By default, Windows groups fonts with just four faces per family (regular, bold, italic, bold italic). Families with more than just these four basic faces are broken out into separate families. This is based on the Family name record within the name table of a TrueType/OpenType font. Applications like Adobe Photoshop are "savvy" apps because they unify large families, so a font family containing 20 faces with different weights and styles will appear as a single font family. They do this by using the "Preferred Family" name record within the name table. From the Apple TrueType docs for the name table: http://developer.apple.com/textfonts/TTRefMan/RM06/Chap6name.html "Preferred Family (Windows only); In Windows, the Family name is displayed in the font menu; the Subfamily name is presented as the Style name. For historical reasons, font families have contained a maximum of four styles, but font designers may group more than four fonts to a single family. The Preferred Family and Preferred Subfamily IDs allow font designers to include the preferred family/subfamily groupings. These IDs are only present if they are different from IDs 1 and 2." To allow more stylistic control, I propose: 1. Organize families based on Preferred Family ==> Family 2. For compatibility, map older family names into the "savvy" names when different. This won't actually affect a lot of fonts that ship with Windows today since most don't use the Preferred Family field but it allows better support for families that ship with apps like Photoshop and Flash.

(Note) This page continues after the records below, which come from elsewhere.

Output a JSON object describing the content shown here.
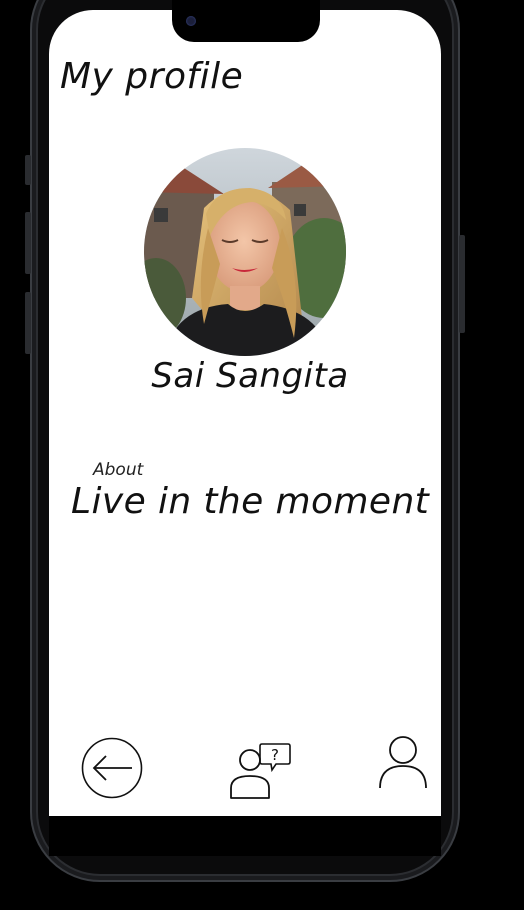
{
  "header": {
    "title": "My profile"
  },
  "profile": {
    "name": "Sai Sangita",
    "avatar_icon": "profile-photo",
    "about_label": "About",
    "about_text": "Live in the moment"
  },
  "bottom_nav": {
    "items": [
      {
        "icon": "back-arrow-icon"
      },
      {
        "icon": "user-help-icon"
      },
      {
        "icon": "user-profile-icon"
      }
    ]
  },
  "colors": {
    "background": "#000000",
    "screen": "#ffffff",
    "text": "#111111"
  }
}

From bug 441473, comment 65 (Kevin Newman): There has always been an issue with font names and selection in various apps on Windows when it comes to Postscript OpenType CFF fonts (.otf) vs. TrueType OpenType fonts (.ttf). Windows seems to have a compatibility mode that attempts to squeeze the more robust font styles of OpenType into the 4 main categories that many GUIs use (regular, bold, italic, bold-italic). That's actually a huge nuisance in applications like Flash CS3 (and browsers accessing system fonts with CSS) where you can't actually select some OpenType fonts easily without selecting one of the items listed, and then hitting bold to hope you get "Medium". Other applications though, like Photoshop CS3, InDesign CS3, etc. utilize (as far as GUI) a second drop down instead of the traditional bold and italic buttons (which CSS seems to attempt to duplicate in it's keywords). It would be great if the various browser implementations (and Adobe) could get together and figure out how this should all work, crossplatform, so we don't end up with compatibility issues like we do with Flash CS3 (and other apps, where you often can't take an fla and move it from Mac to PC and vice versa if it uses a Postscript CFF OpenType font). This problem would be worse in a browser since that would be a runtime problem, not just an authoring problem (like it is with fla). Just to further illustrate the issue mentioned above, a font like ClearviewText: http://www.terminaldesign.com/fonts/set/?ID=111 has many more than 2 styles, so in Windows it gets grouped by 4 fonts, so that for example, to get ClearviewText-Medium, you actually have to choose ClearviewText-Book and then make it bold using either the bold button in an app like Flash CS3, or by specifying font-style: bold in css. On Mac, you just choose "ClearviewText-Medium" as the font family/name and bold is ignored, or faux. I would recommend doing it the Photoshop/Mac OS X way, even on Windows. Apologies if this is too vague or otherwise not useful. :-)
Would be great to fix this for 3.2. I think Stuart had a patch that partially worked for win32, but I can't find a bug for it at the moment.
I've begun work on a patch that refactors gfxQuartzFontCache (which handles font families and styles under OS X), moving most of the functionality into a platform-neutral font list manager. The idea is to share the family/style-matching behavior across platforms, with just a thin platform-specific layer to retrieve the fonts from the host system and create the right flavor of the concrete font objects. If this goes as planned, it should give us a mechanism that will handle big families better, without the constraints of the old Windows model.
Is this change still relevant today? Bug 493280 also hasn't been touches in years.
Under DirectWrite, we get a better model of font families and faces (leading to the periodic "bugs" about Arial Black, etc...). So this issue is only relevant under GDI, which is probably not somewhere we want to invest a lot of effort. Moreover, a fix for the GDI behavior would require either reading lots more font info on each startup (perf hit) or caching it (one-time perf hit, plus significant code/complexity to manage the cache, check for changes, etc). So my take on this is that it's WORKSFORME under DirectWrite, and WONTFIX under GDI. John & others, WDYT?
Yeah, closing this seems reasonable. Not much to be gained by fiddling with GDI since most users on XP aren't going to magically get full font families!